Des équipements aux normes



Concilier santé publique et qualité environnementale.

La valorisation de l’eau coule de source face aux enjeux environnementaux et économiques. La nouvelle loi sur l’eau (voir par ailleurs) traduit la volonté politique de mieux garantir une ressource naturelle qui s’amenuise, dont la consommation et le coût augmentent. Le prix de l’eau dépend de la ressource disponible et les abonnés ne sont pas tous égaux devant la facture. Plus les traitements sont importants, plus le tarif est élevé. Selon une étude de l’Institut français de l’environnement (Ifen), le prix du m3 d’eau s’établissait en 2004 à 3,7 euros en moyenne en Guadeloupe (contre 2,2 en 2001. La même enquête précise qu’avec 190 euros, notre département se plaçait au 5e rang des dépenses pour les abonnés. Or, la Guadeloupe humide peut tirer profit de ses toitures avec un volume qui, une fois filtré, permettrait d’être utilisé pour les besoins domestiques des particuliers et des collectivités.
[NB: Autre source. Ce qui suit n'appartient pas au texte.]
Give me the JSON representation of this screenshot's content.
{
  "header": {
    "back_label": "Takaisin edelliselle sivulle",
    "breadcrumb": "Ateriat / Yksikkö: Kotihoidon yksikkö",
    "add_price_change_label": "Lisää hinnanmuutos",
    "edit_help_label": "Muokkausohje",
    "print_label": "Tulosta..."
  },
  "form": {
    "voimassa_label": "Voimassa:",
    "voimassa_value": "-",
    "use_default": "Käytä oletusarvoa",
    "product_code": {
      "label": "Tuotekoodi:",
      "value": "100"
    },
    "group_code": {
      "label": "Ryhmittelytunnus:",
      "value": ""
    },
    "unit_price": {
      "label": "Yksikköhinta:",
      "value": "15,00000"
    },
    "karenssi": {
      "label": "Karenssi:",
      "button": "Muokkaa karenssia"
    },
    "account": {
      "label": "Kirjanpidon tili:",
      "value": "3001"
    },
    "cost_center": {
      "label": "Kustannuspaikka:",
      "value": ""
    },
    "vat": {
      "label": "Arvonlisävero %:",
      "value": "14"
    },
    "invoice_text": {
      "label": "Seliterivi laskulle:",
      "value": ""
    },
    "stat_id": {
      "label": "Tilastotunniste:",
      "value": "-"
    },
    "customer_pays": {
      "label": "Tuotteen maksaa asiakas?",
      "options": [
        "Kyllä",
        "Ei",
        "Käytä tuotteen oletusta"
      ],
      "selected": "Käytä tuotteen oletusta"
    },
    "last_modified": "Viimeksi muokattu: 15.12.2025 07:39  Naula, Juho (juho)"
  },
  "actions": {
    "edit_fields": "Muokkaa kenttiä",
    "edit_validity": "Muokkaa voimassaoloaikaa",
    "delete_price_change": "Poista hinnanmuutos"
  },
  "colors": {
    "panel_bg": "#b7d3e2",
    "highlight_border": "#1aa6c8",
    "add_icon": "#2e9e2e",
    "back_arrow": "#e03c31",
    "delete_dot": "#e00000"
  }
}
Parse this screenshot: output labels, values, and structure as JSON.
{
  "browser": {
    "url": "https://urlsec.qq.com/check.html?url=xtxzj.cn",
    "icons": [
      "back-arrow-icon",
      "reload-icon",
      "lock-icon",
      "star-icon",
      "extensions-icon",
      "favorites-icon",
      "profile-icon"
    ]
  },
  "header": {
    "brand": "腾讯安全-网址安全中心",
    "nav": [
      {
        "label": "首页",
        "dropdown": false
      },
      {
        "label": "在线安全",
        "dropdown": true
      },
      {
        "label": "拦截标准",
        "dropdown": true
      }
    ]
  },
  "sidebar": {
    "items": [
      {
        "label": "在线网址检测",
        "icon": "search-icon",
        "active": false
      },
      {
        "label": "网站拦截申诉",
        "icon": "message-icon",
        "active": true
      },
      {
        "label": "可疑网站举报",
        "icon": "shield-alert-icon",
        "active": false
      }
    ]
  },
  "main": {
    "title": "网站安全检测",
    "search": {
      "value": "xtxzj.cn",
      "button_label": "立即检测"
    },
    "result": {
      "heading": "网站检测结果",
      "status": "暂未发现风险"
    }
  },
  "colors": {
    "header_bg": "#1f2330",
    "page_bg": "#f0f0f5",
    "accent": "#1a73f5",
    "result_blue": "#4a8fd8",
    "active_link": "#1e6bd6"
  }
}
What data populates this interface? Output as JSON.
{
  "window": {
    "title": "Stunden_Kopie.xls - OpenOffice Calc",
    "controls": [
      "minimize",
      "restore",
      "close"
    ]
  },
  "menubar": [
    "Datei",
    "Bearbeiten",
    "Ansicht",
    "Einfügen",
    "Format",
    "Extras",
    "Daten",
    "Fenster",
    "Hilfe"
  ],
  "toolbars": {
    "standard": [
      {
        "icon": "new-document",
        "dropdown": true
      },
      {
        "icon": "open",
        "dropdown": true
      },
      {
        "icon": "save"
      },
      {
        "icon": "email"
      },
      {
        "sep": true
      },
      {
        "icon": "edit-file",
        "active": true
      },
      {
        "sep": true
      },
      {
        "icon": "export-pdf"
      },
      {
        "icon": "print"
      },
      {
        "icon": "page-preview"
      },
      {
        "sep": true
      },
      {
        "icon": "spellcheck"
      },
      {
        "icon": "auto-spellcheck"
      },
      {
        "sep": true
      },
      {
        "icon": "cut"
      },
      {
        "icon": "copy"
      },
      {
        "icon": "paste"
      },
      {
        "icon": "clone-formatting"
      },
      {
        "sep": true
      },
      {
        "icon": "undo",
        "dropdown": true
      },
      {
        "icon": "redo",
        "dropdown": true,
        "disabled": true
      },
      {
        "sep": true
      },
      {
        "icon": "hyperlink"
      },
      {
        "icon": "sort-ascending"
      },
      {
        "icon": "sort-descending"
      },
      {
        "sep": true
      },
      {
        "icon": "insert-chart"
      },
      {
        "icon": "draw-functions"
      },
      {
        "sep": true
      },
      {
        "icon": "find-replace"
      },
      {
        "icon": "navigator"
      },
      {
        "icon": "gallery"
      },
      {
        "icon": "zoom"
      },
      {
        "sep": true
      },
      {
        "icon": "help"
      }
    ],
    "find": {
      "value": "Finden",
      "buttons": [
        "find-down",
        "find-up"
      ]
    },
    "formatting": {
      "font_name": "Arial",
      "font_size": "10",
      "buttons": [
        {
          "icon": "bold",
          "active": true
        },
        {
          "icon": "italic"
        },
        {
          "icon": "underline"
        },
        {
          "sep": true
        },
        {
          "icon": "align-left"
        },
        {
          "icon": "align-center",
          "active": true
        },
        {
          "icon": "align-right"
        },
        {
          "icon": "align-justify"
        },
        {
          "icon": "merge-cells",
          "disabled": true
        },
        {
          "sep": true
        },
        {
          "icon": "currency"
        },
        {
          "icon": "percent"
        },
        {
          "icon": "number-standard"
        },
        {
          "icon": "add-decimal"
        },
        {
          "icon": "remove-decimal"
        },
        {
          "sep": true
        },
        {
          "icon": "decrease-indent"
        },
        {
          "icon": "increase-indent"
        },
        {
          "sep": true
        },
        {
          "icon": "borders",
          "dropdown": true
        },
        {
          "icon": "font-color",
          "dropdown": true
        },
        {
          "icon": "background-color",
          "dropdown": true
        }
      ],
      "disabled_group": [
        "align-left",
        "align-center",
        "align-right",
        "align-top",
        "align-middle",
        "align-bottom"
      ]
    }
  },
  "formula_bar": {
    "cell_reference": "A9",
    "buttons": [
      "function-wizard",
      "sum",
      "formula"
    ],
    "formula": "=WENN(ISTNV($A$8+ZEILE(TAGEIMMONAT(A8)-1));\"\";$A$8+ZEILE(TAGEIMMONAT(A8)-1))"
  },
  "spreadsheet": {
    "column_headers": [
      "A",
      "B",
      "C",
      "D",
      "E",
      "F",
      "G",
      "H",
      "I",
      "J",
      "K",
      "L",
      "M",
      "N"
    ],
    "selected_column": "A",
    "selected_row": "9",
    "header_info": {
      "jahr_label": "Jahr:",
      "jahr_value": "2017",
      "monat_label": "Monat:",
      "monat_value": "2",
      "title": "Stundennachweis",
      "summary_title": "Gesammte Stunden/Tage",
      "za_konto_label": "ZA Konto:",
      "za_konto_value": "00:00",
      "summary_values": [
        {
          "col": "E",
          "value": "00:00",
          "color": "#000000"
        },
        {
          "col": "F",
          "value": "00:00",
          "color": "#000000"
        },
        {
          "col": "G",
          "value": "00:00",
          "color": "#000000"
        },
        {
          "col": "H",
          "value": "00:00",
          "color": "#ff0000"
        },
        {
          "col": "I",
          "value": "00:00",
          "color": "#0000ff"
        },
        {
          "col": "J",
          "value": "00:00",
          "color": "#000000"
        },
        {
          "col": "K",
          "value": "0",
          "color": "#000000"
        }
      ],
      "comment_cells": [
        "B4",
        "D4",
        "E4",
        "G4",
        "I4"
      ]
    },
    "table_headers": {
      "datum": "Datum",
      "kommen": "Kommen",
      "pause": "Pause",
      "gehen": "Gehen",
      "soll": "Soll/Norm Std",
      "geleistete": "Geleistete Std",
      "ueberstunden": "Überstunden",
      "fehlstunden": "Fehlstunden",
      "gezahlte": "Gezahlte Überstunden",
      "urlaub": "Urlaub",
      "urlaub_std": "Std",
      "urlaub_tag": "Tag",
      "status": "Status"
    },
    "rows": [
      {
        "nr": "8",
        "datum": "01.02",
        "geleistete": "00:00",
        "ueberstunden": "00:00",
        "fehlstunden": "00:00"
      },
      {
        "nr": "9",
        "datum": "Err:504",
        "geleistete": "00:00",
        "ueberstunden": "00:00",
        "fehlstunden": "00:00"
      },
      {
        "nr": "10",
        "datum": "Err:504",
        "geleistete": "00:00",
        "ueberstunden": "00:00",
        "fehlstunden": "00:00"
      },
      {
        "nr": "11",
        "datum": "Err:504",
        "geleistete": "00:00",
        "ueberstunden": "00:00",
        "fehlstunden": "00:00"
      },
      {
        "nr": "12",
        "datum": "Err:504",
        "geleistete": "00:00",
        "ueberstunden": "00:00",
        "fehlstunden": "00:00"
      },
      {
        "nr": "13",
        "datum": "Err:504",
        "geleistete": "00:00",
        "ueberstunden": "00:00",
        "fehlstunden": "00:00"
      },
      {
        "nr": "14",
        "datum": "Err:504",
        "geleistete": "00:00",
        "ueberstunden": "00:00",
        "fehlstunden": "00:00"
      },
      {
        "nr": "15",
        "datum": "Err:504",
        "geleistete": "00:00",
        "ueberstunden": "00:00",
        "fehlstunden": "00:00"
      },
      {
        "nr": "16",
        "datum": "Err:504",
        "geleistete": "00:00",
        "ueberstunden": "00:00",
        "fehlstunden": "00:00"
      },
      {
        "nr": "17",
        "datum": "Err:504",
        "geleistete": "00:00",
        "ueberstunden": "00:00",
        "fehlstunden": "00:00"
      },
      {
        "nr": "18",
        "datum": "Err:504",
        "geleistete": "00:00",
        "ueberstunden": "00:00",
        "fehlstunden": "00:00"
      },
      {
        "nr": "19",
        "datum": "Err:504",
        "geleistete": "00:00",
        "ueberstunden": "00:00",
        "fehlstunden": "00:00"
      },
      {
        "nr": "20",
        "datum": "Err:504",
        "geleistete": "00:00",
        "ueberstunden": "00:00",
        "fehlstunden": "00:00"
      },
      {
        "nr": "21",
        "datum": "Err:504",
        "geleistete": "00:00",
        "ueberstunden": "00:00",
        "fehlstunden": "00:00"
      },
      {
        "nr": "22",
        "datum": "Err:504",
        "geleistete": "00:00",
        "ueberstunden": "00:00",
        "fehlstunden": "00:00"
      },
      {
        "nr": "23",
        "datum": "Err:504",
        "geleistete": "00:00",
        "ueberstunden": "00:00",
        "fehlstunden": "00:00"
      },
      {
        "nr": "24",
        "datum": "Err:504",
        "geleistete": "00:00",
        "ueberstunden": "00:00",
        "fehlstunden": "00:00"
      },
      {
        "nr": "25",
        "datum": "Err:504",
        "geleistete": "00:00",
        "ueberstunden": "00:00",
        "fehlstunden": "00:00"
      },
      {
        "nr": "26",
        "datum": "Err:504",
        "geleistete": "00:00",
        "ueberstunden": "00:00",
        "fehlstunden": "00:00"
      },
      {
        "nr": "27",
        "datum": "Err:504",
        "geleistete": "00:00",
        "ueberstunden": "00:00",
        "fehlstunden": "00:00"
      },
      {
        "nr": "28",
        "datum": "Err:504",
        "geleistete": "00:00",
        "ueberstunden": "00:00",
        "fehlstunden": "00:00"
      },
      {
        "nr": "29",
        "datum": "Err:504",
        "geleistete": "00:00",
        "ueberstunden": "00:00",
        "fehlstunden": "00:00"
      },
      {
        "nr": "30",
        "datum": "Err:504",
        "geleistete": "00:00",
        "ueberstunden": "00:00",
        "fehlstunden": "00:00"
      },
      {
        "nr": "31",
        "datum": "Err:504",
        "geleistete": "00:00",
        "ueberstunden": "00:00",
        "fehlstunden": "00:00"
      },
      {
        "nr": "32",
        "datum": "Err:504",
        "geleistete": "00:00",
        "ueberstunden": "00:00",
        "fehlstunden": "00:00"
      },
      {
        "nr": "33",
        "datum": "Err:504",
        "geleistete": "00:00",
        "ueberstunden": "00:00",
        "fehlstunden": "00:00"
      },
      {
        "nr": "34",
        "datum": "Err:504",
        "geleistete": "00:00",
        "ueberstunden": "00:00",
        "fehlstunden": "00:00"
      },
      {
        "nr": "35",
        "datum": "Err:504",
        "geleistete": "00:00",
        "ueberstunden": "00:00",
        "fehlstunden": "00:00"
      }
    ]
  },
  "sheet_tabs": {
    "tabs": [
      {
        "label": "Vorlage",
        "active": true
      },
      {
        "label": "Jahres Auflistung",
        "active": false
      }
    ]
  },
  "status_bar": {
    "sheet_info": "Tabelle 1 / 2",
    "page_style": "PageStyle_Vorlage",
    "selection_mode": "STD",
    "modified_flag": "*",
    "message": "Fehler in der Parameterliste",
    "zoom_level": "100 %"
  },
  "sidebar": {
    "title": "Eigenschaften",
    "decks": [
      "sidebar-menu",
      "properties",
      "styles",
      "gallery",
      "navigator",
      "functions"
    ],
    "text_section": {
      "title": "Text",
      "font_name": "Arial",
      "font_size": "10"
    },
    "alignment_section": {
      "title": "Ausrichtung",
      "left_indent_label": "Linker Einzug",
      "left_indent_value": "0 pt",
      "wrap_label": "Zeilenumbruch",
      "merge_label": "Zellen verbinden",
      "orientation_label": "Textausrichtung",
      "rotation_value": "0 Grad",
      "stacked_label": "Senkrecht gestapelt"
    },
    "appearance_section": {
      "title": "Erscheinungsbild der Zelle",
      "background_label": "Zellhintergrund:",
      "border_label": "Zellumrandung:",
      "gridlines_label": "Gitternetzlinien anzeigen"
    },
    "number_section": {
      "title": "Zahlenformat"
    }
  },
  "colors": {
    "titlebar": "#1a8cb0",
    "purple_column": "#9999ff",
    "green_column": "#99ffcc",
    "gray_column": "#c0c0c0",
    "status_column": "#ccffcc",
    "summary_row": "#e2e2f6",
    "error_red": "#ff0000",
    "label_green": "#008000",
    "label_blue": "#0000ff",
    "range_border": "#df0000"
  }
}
La récupération des eaux de pluie dans des citernes, et leur traitement pour les intégrer dans le circuit de l’habitat, est une des mesures de valorisation de l’eau préconisée par l’Etat pour les particuliers, crédit d’impôt à l’appui. Déjà, de nouvelles constructions publiques, comme le centre de gestion de la Sécurité Sociale à Dothémare intègrent des réservoirs destinés à l’arrosage et aux lieux d’aisance. Même s’il est toujours possible d’adapter un système de récupération et de filtration à un bâtiment, il est plus rationnel de prévoir cet équipement avant la construction. Mais quel équipement ? Dans un marché en pleine expansion, des entrepreneurs mettent en garde les particuliers. C’est le cas de Samuel Bertrand. Ce chantre de la démarche de haute qualité environnementale (HQE) plaide pour des systèmes qui concilient développement durable et santé publique. « Beaucoup de gens ont des citernes et des cuves qui ne sont pas aux normes d’hygiène qu’exige le CSTB, de type NF17-17, et qui ne sont pas davantage aux normes environnementales  » confesse-t-il.

A NOTER

Répartition de la consommation pour un individu : Hygiène alimentaire et corporelle (47%), WC (33%), lessive (13%), jardin (5%), nettoyage (2%). Selon l’Ifen, l’utilisation de l’eau quotidienne s’établissait, en 2004 et en moyenne nationale, à 165 litres par jour et par personne (mais à 192 litres en Guadeloupe).